Cásate conmigo otra vez

Ira Black (Chris Messina) tiene 33 años y es un brillante pero neurótico judío que tiene tantos conflictos que no ha podido resolverlos en doce años de terapia. No puede terminar su tesis, no puede comprometerse con su novia de toda la vida y es incapaz de tomar una decisión. En la vereda opuesta se encuentra Abby Willoughby (Jennifer Westfeldt, responsable del guión).
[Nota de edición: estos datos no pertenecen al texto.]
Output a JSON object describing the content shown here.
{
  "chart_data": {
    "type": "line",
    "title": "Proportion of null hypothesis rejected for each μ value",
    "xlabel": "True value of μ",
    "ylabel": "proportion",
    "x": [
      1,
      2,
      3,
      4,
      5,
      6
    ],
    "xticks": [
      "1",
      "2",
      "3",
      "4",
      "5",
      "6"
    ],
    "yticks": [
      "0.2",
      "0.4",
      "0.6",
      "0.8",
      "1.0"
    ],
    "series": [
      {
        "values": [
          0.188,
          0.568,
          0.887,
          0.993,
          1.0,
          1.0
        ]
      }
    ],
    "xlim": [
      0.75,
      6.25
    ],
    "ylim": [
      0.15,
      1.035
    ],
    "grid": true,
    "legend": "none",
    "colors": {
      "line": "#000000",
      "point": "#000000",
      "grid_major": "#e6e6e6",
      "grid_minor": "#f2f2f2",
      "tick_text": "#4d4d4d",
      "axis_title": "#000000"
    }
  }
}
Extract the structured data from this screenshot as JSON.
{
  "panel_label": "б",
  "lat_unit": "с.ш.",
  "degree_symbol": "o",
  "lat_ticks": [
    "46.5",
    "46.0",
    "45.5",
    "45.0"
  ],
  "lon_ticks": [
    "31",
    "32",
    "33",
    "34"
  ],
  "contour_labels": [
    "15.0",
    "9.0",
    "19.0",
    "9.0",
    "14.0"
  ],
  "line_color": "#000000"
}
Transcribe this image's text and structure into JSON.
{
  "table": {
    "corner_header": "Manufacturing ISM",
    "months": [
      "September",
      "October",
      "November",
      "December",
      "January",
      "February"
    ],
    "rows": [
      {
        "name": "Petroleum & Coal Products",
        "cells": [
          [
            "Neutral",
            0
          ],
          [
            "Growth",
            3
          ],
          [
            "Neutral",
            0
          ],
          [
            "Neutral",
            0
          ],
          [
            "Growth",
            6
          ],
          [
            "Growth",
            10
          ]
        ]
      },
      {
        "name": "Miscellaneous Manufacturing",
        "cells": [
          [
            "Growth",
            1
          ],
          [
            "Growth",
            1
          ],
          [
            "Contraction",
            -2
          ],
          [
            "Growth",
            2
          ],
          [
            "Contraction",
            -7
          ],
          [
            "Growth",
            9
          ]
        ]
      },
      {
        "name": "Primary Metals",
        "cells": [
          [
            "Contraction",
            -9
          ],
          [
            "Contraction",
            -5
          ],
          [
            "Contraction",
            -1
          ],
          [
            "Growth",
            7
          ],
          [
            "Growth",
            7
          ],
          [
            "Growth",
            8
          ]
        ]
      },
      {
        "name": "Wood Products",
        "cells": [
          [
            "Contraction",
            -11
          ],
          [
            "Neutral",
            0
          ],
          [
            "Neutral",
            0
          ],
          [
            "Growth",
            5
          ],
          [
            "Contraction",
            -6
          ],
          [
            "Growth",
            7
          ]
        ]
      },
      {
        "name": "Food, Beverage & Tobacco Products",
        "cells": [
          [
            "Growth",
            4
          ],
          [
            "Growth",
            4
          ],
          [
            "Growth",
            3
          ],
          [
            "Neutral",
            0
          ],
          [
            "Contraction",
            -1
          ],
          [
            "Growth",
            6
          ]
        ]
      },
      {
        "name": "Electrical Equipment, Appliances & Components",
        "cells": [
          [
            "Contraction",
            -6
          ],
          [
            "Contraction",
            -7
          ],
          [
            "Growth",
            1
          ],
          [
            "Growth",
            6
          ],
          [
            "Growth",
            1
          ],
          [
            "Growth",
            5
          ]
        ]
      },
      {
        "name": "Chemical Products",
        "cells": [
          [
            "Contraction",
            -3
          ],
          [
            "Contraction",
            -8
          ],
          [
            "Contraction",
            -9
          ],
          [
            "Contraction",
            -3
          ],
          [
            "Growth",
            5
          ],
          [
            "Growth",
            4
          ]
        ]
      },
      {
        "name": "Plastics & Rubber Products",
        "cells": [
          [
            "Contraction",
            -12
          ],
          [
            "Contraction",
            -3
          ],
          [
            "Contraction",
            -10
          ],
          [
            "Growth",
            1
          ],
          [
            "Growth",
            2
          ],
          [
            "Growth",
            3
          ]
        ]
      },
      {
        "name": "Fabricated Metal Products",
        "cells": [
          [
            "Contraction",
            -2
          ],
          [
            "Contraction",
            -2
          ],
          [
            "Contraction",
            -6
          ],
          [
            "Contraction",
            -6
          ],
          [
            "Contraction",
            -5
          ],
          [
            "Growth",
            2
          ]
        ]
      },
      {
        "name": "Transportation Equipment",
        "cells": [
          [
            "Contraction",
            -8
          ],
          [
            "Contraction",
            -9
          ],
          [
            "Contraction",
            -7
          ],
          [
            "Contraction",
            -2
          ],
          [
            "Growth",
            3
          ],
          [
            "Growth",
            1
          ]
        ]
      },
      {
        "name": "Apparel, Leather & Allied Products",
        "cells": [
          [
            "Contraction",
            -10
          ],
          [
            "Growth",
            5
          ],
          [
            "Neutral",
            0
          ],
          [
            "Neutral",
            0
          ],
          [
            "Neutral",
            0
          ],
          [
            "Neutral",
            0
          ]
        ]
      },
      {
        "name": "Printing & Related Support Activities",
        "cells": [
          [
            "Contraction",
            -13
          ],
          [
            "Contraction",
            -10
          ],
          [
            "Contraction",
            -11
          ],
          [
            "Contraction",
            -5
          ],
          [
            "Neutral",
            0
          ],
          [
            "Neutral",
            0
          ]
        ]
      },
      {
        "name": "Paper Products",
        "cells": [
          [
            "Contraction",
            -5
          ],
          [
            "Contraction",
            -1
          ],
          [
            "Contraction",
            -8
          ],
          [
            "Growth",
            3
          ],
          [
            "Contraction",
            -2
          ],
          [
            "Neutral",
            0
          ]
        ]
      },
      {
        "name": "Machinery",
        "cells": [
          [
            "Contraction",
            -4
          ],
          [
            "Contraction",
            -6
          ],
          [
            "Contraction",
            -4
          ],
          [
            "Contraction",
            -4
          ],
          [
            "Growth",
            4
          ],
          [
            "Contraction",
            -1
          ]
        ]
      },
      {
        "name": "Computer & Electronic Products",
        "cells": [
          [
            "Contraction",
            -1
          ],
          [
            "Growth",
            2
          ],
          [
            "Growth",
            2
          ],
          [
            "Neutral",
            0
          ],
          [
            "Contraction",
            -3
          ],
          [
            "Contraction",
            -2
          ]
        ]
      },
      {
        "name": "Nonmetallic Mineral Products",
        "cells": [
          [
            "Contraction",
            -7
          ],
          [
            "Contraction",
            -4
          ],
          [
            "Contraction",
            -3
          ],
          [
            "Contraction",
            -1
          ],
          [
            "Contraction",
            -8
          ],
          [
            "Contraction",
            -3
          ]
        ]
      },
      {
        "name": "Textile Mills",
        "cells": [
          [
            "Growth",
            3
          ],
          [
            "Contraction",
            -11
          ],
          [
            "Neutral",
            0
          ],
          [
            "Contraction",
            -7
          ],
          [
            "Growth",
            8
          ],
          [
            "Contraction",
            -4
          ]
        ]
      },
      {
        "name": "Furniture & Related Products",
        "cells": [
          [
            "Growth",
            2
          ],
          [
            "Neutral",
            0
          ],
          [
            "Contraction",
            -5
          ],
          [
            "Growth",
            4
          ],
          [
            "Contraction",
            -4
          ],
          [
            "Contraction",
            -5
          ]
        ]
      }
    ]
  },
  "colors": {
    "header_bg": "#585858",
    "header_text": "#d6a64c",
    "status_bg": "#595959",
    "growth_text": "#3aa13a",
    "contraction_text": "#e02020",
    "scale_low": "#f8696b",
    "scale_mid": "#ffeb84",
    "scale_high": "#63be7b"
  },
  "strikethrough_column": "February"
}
Ella tiene 30 y un espíritu libre que le permite ser mejor solucionando los problemas de sus amigos en el gimnasio que vendiendo membresías para el mismo.
Cuando ambos se encuentran, lo imposible sucede: se enamoran, conocen a los suegros y deciden casarse, todo en unas cuantas horas.
Uno de los logros de “Cásate conmigo otra vez” es ser gracioso sin apelar a diálogos pretenciosos que crean serlo per se: apuesta a la naturalidad en un digno intento de captar el estilo neurótico de Woody Allen. Lamentablemente, la película se va diluyendo de a poco, demostrando que cien minutos de metraje le quedan grandes: lo que comienza de modo promisorio concluye con el espectador deseando que el film termine.